La conoscenza diretta la porta infine a decidere per la vita e alla deroga dalla necessità di consenso alla emotrasfusione da parte dei genitori e del ragazzo stesso.
Il benessere era una questione sociale. Il cui ingrediente base era costituito dalla rete complessa delle relazioni del bambino con familiari e amici. Nessun bambino è un’isola. L’uomo è un essere sociale, come recita la celebre definizione di Aristotele.
Adam rifiorisce e si avvia alla guarigione, ma intanto si è morbosamente attaccato a Fiona che pure ha continuato saltuariamente a fargli visita. Le scrive poesie, le manda lettere imbarazzanti.
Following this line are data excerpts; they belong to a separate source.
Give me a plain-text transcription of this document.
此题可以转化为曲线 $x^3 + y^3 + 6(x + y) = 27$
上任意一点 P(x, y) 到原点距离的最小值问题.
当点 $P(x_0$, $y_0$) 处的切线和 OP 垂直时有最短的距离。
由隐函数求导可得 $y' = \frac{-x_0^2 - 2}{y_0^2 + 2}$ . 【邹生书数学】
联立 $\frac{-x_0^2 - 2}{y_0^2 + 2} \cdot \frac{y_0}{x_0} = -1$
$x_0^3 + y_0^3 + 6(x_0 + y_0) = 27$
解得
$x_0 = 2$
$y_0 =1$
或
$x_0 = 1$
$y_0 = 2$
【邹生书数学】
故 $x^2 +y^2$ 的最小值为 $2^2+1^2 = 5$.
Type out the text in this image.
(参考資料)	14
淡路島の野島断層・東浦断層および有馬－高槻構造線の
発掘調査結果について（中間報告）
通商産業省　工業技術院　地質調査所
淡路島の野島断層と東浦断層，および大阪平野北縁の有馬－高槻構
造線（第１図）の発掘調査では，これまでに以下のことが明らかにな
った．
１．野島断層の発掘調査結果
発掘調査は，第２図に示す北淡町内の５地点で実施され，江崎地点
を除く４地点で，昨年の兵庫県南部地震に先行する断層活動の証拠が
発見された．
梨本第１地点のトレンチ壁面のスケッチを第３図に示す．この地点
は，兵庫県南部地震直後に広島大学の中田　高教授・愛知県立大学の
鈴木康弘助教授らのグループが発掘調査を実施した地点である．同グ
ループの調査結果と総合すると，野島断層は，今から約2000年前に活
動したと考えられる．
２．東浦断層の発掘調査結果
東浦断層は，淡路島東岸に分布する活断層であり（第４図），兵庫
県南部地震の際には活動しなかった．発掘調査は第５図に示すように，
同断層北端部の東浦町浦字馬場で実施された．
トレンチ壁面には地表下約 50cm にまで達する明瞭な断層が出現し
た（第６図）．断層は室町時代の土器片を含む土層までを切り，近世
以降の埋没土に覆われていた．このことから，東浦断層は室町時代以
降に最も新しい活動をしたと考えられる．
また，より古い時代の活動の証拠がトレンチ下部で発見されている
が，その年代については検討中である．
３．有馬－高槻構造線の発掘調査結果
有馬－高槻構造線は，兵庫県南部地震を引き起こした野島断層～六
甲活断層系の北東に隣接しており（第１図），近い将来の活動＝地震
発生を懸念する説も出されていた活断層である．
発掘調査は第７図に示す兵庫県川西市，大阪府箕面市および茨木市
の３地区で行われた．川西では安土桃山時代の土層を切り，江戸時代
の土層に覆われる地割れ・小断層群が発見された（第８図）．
Il giudice gli aveva ridato la vita, l’aveva liberato dalle pastoie della religione ma Adam, che nel frattempo è diventato maggiorenne, si è trovato spiazzato.
Intanto il marito di Fiona appare e scompare nell’appartamento coniugale, sempre con la valigia in mano, sempre indeciso sulla decisione definitiva.
La ballata di Adam Henry di Ian McEwan, scrittore sopraffino, è un bel romanzo che solleva inevitabilmente tanti temi e interrogativi tra i quali la scelta che la giudice è chiamata a fare è soltanto il più appariscente. Il titolo originale del romanzo, The Children Act, fa riferimento all’Atto del 1989 con cui il Parlamento inglese definisce le funzioni attribuite a tribunali e genitori per garantire e promuovere il benessere dei minori.
Benessere, felicità, bene dovevano contenere il principio filosofico di qualità della vita.